October 01, 2016

Legislation would protect rights of human trafficking victims

The ABA expressed support this month for bipartisan legislation in the House and Senate that would increase protection and assistance for victims of human trafficking.

S. 3441, introduced Sept. 28 by Sens. Kirsten E. Gillibrand (D-N.Y.) and Rob Portman (R-Ohio), and H.R. 6292 − introduced the same day in the House by Reps. Ann Wagner (R-Mo.), Tulsi Gabbard (D-Hawaii) and David W. Jolly (R-Fla.) – would permit a victim of human trafficking to move to vacate convictions and expunge arrests for nonviolent crimes committed by the victim as a direct result of the trafficking.

“Survivors of human trafficking – who have endured beatings, sexual assault and psychological control – are often arrested and convicted of prostitution and other related offenses,” ABA Governmental Affairs Director Thomas M. Susman wrote to the sponsors in an Oct. 5 letter.

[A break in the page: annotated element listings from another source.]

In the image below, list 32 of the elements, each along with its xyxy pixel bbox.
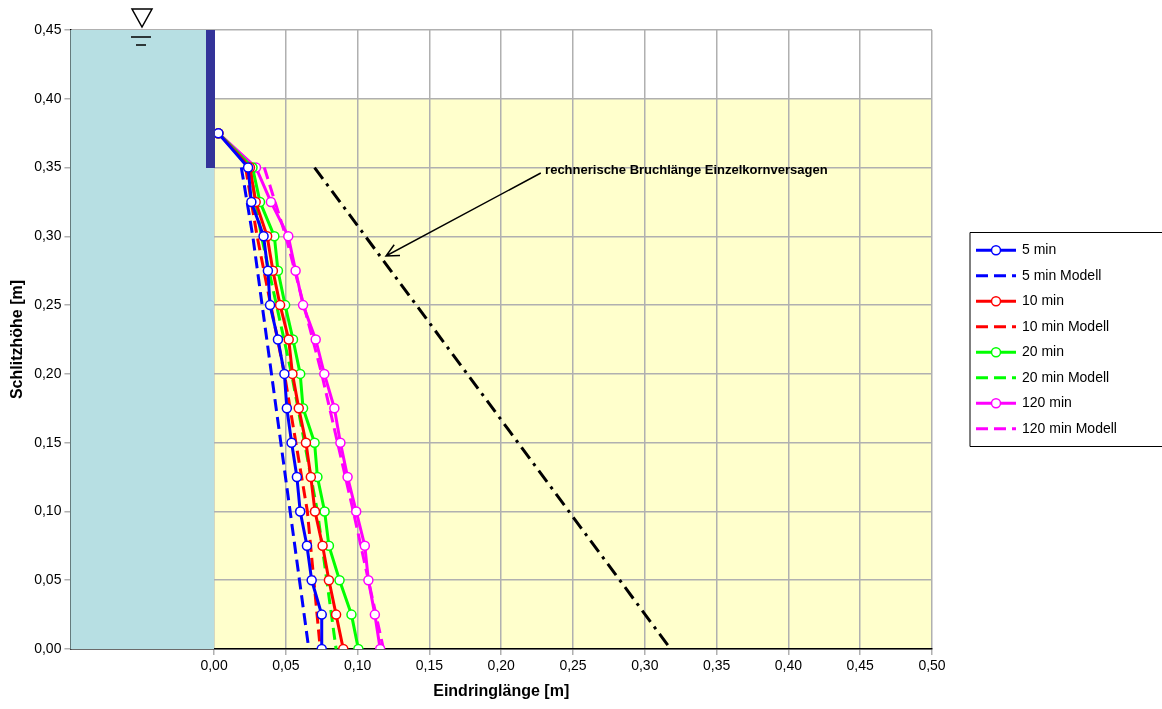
- legend-label: 20 min Modell: [1022, 368, 1110, 385]
- y-tick-label: 0,35: [34, 158, 62, 175]
- y-tick-label: 0,25: [34, 295, 62, 312]
- x-tick-label: 0,40: [774, 657, 803, 674]
- x-tick-label: 0,25: [559, 657, 587, 674]
- y-tick-label: 0,40: [34, 89, 62, 106]
- x-tick-label: 0,00: [200, 657, 228, 674]
- x-axis-title: Eindringlänge [m]: [433, 681, 570, 699]
- y-tick-label: 0,00: [34, 639, 62, 656]
- y-tick-label: 0,45: [34, 20, 62, 37]
- y-tick-label: 0,05: [34, 571, 62, 588]
- y-tick-label: 0,20: [34, 364, 62, 381]
- legend-label: 5 min Modell: [1022, 266, 1102, 283]
- annotation: rechnerische Bruchlänge Einzelkornversagen: [545, 162, 828, 178]
- legend-label: 120 min Modell: [1022, 419, 1117, 436]
- legend-label: 10 min: [1022, 292, 1065, 309]
- x-tick-label: 0,30: [631, 657, 659, 674]
- legend-label: 5 min: [1022, 241, 1057, 258]
- x-tick-label: 0,35: [702, 657, 731, 674]
- y-tick-label: 0,30: [34, 227, 62, 244]
- y-tick-label: 0,10: [34, 502, 62, 519]
- x-tick-label: 0,45: [846, 657, 875, 674]
- y-axis-title: Schlitzhöhe [m]: [8, 279, 26, 400]
- x-tick-label: 0,50: [918, 657, 946, 674]
- legend-label: 120 min: [1022, 394, 1072, 411]
- legend-label: 20 min: [1022, 343, 1065, 360]
- x-tick-label: 0,05: [272, 657, 300, 674]
- x-tick-label: 0,15: [415, 657, 444, 674]
- x-tick-label: 0,10: [344, 657, 372, 674]
- legend-label: 10 min Modell: [1022, 317, 1110, 334]
- y-tick-label: 0,15: [34, 433, 62, 450]
- x-tick-label: 0,20: [487, 657, 516, 674]
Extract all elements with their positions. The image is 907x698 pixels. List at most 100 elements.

Their criminal records, he explained, prevent them from successfully applying for jobs, housing and loans.

“Legislation like the Trafficking Survivors Relief Act offers survivors of trafficking a significant opportunity to move forward with their lives and leave the reminders of their victimization in the past,” he said.

The legislation would require the victims to provide documentation in order to have their non-violent criminal records vacated, including: certified court proceedings or law enforcement records; testimony or sworn statements from trained professionals from whom the person sought assistance; and affidavits or sworn testimony from the individuals indicating that they were victims of human trafficking at the time of their arrests and that the criminal activities of which they are accused are a direct result of being victims of human trafficking.

“We need to make sure we’re doing everything we can to take care of human trafficking survivors who manage to escape from captivity,” Gillibrand said. “In many cases, when trafficked people – including children – are forced into slavery, they are tagged with criminal charges that stay with them for the rest of their lives, even though they have absolutely no freedom to say no to their captors, who force them to commit crimes.”